Il cereale dai grani minuscoli è talmente fondamentale nella vita e nell’alimentazione di alcune popolazioni da trovar posto nella loro cosmogonia. Accade tra i Dogon del Mali, che ritengono che da un chicco di fonio sia nato l’intero universo; ma il fonio in alcune comunità è anche cibo per occasioni importanti, dote delle spose, parte delle cerimonie in onore degli antenati.
Coltivato nei paesi dell’Africa occidentale, in una fascia che va dal Senegal al Chad, ma soprattutto in Guinea, Benin, Mali, Burkina Faso, ma pressoché sconosciuto da noi, è al centro di alcuni progetti di valorizzazione che mirano ad incrementarne le esportazioni verso Europa e USA ma anche a meccanizzarne la produzione e a garantirne alti standard qualitativi. Si pensa sia tra i cereali più antichi del mondo, coltivato almeno dal 5000 a.C., anche se sulle sue origini c’è molta incertezza. Di certo è menzionato già nel ‘300 in testi di storici, geografi e viaggiatori arabi come Ibn Battuta e Al-Umari, che lo cita tra i principali alimenti del Mali.
Questa pianta erbacea delle Graminacee, il cui nome scientifico è Digitaria Exilis, è di piccole dimensioni (non supera gli 80 cm di altezza); produce chicchi minuti ma pieni di virtù e che molti ritengono abbiano il sapore migliore tra tutti i cereali conosciuti, leggermente “nocciolato”, a quanto si dice.
Chiamato anche fundi, findi, acha, hungry rice, il fonio è ricco di aminoacidi, in particolare cistina e metionina, assenti nei cereali più consumati; contiene ferro, magnesio e zinco ed è leggero, digeribile e adatto anche ai celiaci perché privo di gliadina e glutenina.
In più, ha due grandi pregi che lo rendono essenziale per la stessa sopravvivenza delle popolazioni delle regioni in cui cresce: sopporta i suoli aridi e poveri e alcune sue varietà maturano in anticipo rispetto agli altri cereali, così da costituire una risorsa in periodi di potenziale carestia.
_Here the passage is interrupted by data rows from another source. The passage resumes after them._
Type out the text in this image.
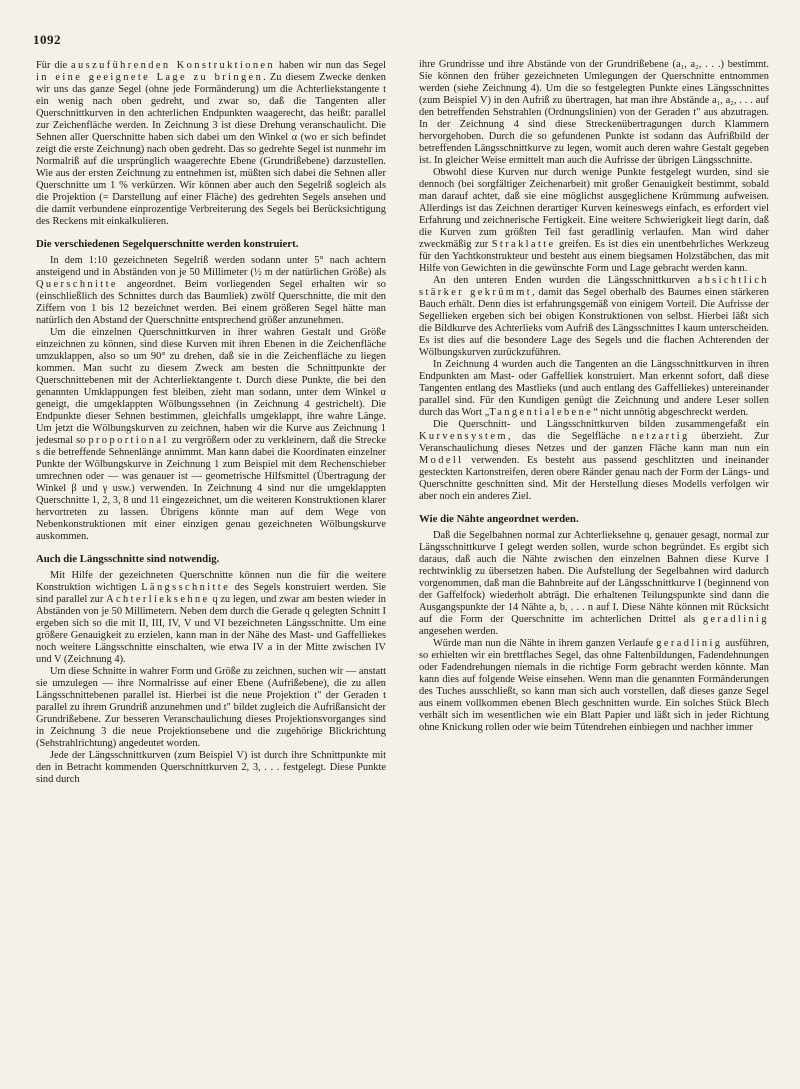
1092

Für die auszuführenden Konstruktionen haben wir nun das Segel in eine geeignete Lage zu bringen. Zu diesem Zwecke denken wir uns das ganze Segel (ohne jede Formänderung) um die Achterliekstangente t ein wenig nach oben gedreht, und zwar so, daß die Tangenten aller Querschnittkurven in den achterlichen Endpunkten waagerecht, das heißt: parallel zur Zeichenfläche werden. In Zeichnung 3 ist diese Drehung veranschaulicht. Die Sehnen aller Querschnitte haben sich dabei um den Winkel α (wo er sich befindet zeigt die erste Zeichnung) nach oben gedreht. Das so gedrehte Segel ist nunmehr im Normalriß auf die ursprünglich waagerechte Ebene (Grundrißebene) darzustellen. Wie aus der ersten Zeichnung zu entnehmen ist, müßten sich dabei die Sehnen aller Querschnitte um 1 % verkürzen. Wir können aber auch den Segelriß sogleich als die Projektion (= Darstellung auf einer Fläche) des gedrehten Segels ansehen und die damit verbundene einprozentige Verbreiterung des Segels bei Berücksichtigung des Reckens mit einkalkulieren.

Die verschiedenen Segelquerschnitte werden konstruiert.

In dem 1:10 gezeichneten Segelriß werden sodann unter 5° nach achtern ansteigend und in Abständen von je 50 Millimeter (½ m der natürlichen Größe) als Querschnitte angeordnet. Beim vorliegenden Segel erhalten wir so (einschließlich des Schnittes durch das Baumliek) zwölf Querschnitte, die mit den Ziffern von 1 bis 12 bezeichnet werden. Bei einem größeren Segel hätte man natürlich den Abstand der Querschnitte entsprechend größer anzunehmen.

Um die einzelnen Querschnittkurven in ihrer wahren Gestalt und Größe einzeichnen zu können, sind diese Kurven mit ihren Ebenen in die Zeichenfläche umzuklappen, also so um 90° zu drehen, daß sie in die Zeichenfläche zu liegen kommen. Man sucht zu diesem Zweck am besten die Schnittpunkte der Querschnittebenen mit der Achterliektangente t. Durch diese Punkte, die bei den genannten Umklappungen fest bleiben, zieht man sodann, unter dem Winkel α geneigt, die umgeklappten Wölbungssehnen (in Zeichnung 4 gestrichelt). Die Endpunkte dieser Sehnen bestimmen, gleichfalls umgeklappt, ihre wahre Länge. Um jetzt die Wölbungskurven zu zeichnen, haben wir die Kurve aus Zeichnung 1 jedesmal so proportional zu vergrößern oder zu verkleinern, daß die Strecke s die betreffende Sehnenlänge annimmt. Man kann dabei die Koordinaten einzelner Punkte der Wölbungskurve in Zeichnung 1 zum Beispiel mit dem Rechenschieber umrechnen oder — was genauer ist — geometrische Hilfsmittel (Übertragung der Winkel β und γ usw.) verwenden. In Zeichnung 4 sind nur die umgeklappten Querschnitte 1, 2, 3, 8 und 11 eingezeichnet, um die weiteren Konstruktionen klarer hervortreten zu lassen. Übrigens könnte man auf dem Wege von Nebenkonstruktionen mit einer einzigen genau gezeichneten Wölbungskurve auskommen.

Auch die Längsschnitte sind notwendig.

Mit Hilfe der gezeichneten Querschnitte können nun die für die weitere Konstruktion wichtigen Längsschnitte des Segels konstruiert werden. Sie sind parallel zur Achterlieksehne q zu legen, und zwar am besten wieder in Abständen von je 50 Millimetern. Neben dem durch die Gerade q gelegten Schnitt I ergeben sich so die mit II, III, IV, V und VI bezeichneten Längsschnitte. Um eine größere Genauigkeit zu erzielen, kann man in der Nähe des Mast- und Gaffelliekes noch weitere Längsschnitte einschalten, wie etwa IV a in der Mitte zwischen IV und V (Zeichnung 4).

Um diese Schnitte in wahrer Form und Größe zu zeichnen, suchen wir — anstatt sie umzulegen — ihre Normalrisse auf einer Ebene (Aufrißebene), die zu allen Längsschnittebenen parallel ist. Hierbei ist die neue Projektion t" der Geraden t parallel zu ihrem Grundriß anzunehmen und t" bildet zugleich die Aufrißansicht der Grundrißebene. Zur besseren Veranschaulichung dieses Projektionsvorganges sind in Zeichnung 3 die neue Projektionsebene und die zugehörige Blickrichtung (Sehstrahlrichtung) angedeutet worden.

Jede der Längsschnittkurven (zum Beispiel V) ist durch ihre Schnittpunkte mit den in Betracht kommenden Querschnittkurven 2, 3, . . . festgelegt. Diese Punkte sind durch

ihre Grundrisse und ihre Abstände von der Grundrißebene (a₁, a₂, . . .) bestimmt. Sie können den früher gezeichneten Umlegungen der Querschnitte entnommen werden (siehe Zeichnung 4). Um die so festgelegten Punkte eines Längsschnittes (zum Beispiel V) in den Aufriß zu übertragen, hat man ihre Abstände a₁, a₂, . . . auf den betreffenden Sehstrahlen (Ordnungslinien) von der Geraden t" aus abzutragen. In der Zeichnung 4 sind diese Streckenübertragungen durch Klammern hervorgehoben. Durch die so gefundenen Punkte ist sodann das Aufrißbild der betreffenden Längsschnittkurve zu legen, womit auch deren wahre Gestalt gegeben ist. In gleicher Weise ermittelt man auch die Aufrisse der übrigen Längsschnitte.

Obwohl diese Kurven nur durch wenige Punkte festgelegt wurden, sind sie dennoch (bei sorgfältiger Zeichenarbeit) mit großer Genauigkeit bestimmt, sobald man darauf achtet, daß sie eine möglichst ausgeglichene Krümmung aufweisen. Allerdings ist das Zeichnen derartiger Kurven keineswegs einfach, es erfordert viel Erfahrung und zeichnerische Fertigkeit. Eine weitere Schwierigkeit liegt darin, daß die Kurven zum größten Teil fast geradlinig verlaufen. Man wird daher zweckmäßig zur Straklatte greifen. Es ist dies ein unentbehrliches Werkzeug für den Yachtkonstrukteur und besteht aus einem biegsamen Holzstäbchen, das mit Hilfe von Gewichten in die gewünschte Form und Lage gebracht werden kann.

An den unteren Enden wurden die Längsschnittkurven absichtlich stärker gekrümmt, damit das Segel oberhalb des Baumes einen stärkeren Bauch erhält. Denn dies ist erfahrungsgemäß von einigem Vorteil. Die Aufrisse der Segellieken ergeben sich bei obigen Konstruktionen von selbst. Hierbei läßt sich die Bildkurve des Achterlieks vom Aufriß des Längsschnittes I kaum unterscheiden. Es ist dies auf die besondere Lage des Segels und die flachen Achterenden der Wölbungskurven zurückzuführen.

In Zeichnung 4 wurden auch die Tangenten an die Längsschnittkurven in ihren Endpunkten am Mast- oder Gaffelliek konstruiert. Man erkennt sofort, daß diese Tangenten entlang des Mastlieks (und auch entlang des Gaffelliekes) untereinander parallel sind. Für den Kundigen genügt die Zeichnung und andere Leser sollen durch das Wort „Tangentialebene“ nicht unnötig abgeschreckt werden.

Die Querschnitt- und Längsschnittkurven bilden zusammengefaßt ein Kurvensystem, das die Segelfläche netzartig überzieht. Zur Veranschaulichung dieses Netzes und der ganzen Fläche kann man nun ein Modell verwenden. Es besteht aus passend geschlitzten und ineinander gesteckten Kartonstreifen, deren obere Ränder genau nach der Form der Längs- und Querschnitte geschnitten sind. Mit der Herstellung dieses Modells verfolgen wir aber noch ein anderes Ziel.

Wie die Nähte angeordnet werden.

Daß die Segelbahnen normal zur Achterlieksehne q, genauer gesagt, normal zur Längsschnittkurve I gelegt werden sollen, wurde schon begründet. Es ergibt sich daraus, daß auch die Nähte zwischen den einzelnen Bahnen diese Kurve I rechtwinklig zu übersetzen haben. Die Aufstellung der Segelbahnen wird dadurch vorgenommen, daß man die Bahnbreite auf der Längsschnittkurve I (beginnend von der Gaffelfock) wiederholt abträgt. Die erhaltenen Teilungspunkte sind dann die Ausgangspunkte der 14 Nähte a, b, . . . n auf I. Diese Nähte können mit Rücksicht auf die Form der Querschnitte im achterlichen Drittel als geradlinig angesehen werden.

Würde man nun die Nähte in ihrem ganzen Verlaufe geradlinig ausführen, so erhielten wir ein brettflaches Segel, das ohne Faltenbildungen, Fadendehnungen oder Fadendrehungen niemals in die richtige Form gebracht werden könnte. Man kann dies auf folgende Weise einsehen. Wenn man die genannten Formänderungen des Tuches ausschließt, so kann man sich auch vorstellen, daß dieses ganze Segel aus einem vollkommen ebenen Blech geschnitten wurde. Ein solches Stück Blech verhält sich im wesentlichen wie ein Blatt Papier und läßt sich in jeder Richtung ohne Knickung rollen oder wie beim Tütendrehen einbiegen und nachher immer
La maturazione avviene molto rapidamente: dopo sole 6-8 settimane dal momento della semina.
Il problema del fonio è che la sua lavorazione è tutt’altro che semplice: avviene ancora in massima parte con metodi tradizionali e manuali, e questo ha provocato una riduzione, in alcuni casi la scomparsa, delle coltivazioni. Sono gli uomini a raccogliere il cereale e ad occuparsi poi della trebbiatura; quindi il fonio viene decorticato in mortai, operazione lunga e molto faticosa, demandata alle donne della comunità; basti pensare che un chicco di fonio decorticato e sbiancato (privato del germe e del pericarpo) ha dimensioni che si aggirano intorno a un millimetro. Per ottenere un grammo di prodotto finale occorrono circa 2000 chicchi che hanno subito 3, 4 o più fasi di decorticatura.
I progetti di sostegno alla coltivazione del fonio, uno dei quali finanziato dall’Unione Europea, hanno cercato di modernizzare il processo di trasformazione meccanizzandolo in parte e consentendo di mettere in commercio nuovi prodotti di più semplice consumo, come il fonio precotto.
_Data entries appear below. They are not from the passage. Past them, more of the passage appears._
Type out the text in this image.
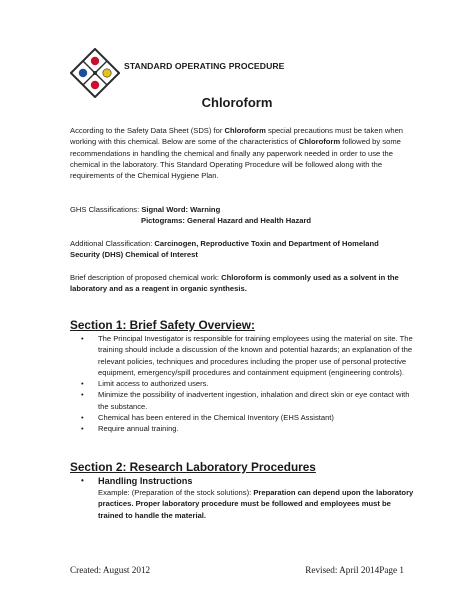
STANDARD OPERATING PROCEDURE
Chloroform
According to the Safety Data Sheet (SDS) for Chloroform special precautions must be taken when working with this chemical. Below are some of the characteristics of Chloroform followed by some recommendations in handling the chemical and finally any paperwork needed in order to use the chemical in the laboratory. This Standard Operating Procedure will be followed along with the requirements of the Chemical Hygiene Plan.
GHS Classifications: Signal Word: Warning
Pictograms: General Hazard and Health Hazard
Additional Classification: Carcinogen, Reproductive Toxin and Department of Homeland Security (DHS) Chemical of Interest
Brief description of proposed chemical work: Chloroform is commonly used as a solvent in the laboratory and as a reagent in organic synthesis.
Section 1: Brief Safety Overview:
• The Principal Investigator is responsible for training employees using the material on site. The training should include a discussion of the known and potential hazards; an explanation of the relevant policies, techniques and procedures including the proper use of personal protective equipment, emergency/spill procedures and containment equipment (engineering controls).
• Limit access to authorized users.
• Minimize the possibility of inadvertent ingestion, inhalation and direct skin or eye contact with the substance.
• Chemical has been entered in the Chemical Inventory (EHS Assistant)
• Require annual training.
Section 2: Research Laboratory Procedures
• Handling Instructions
Example: (Preparation of the stock solutions): Preparation can depend upon the laboratory practices. Proper laboratory procedure must be followed and employees must be trained to handle the material.
Created: August 2012	Revised: April 2014Page 1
La voga dell’alimentazione naturale e della riscoperta dei cereali dimenticati, unita al veganismo e al diffondersi dell’intolleranza al glutine, sembra promettere un futuro di maggiore splendore per i piccoli chicchi sconosciuti, e soprattutto una fonte di guadagno per le comunità rurali che si dedicano alla sua produzione.
Il fonio è adatto per la preparazione di minestre, cous cous, pane; in Togo se ne ricava persino una birra chiamata Tchapalo. On line si trovano ricette di ogni genere, dal cous cous al tabulé, dalle polpette agli stufati, soprattutto in siti in lingua francese.
Lo si può acquistare on line, nei negozi di commercio equosolidale e in alcuni negozi di alimenti etnici.
E considerato che, a detta dei Dogon, dentro un chicco di fonio c’è in germe il mondo intero, può valerne la pena.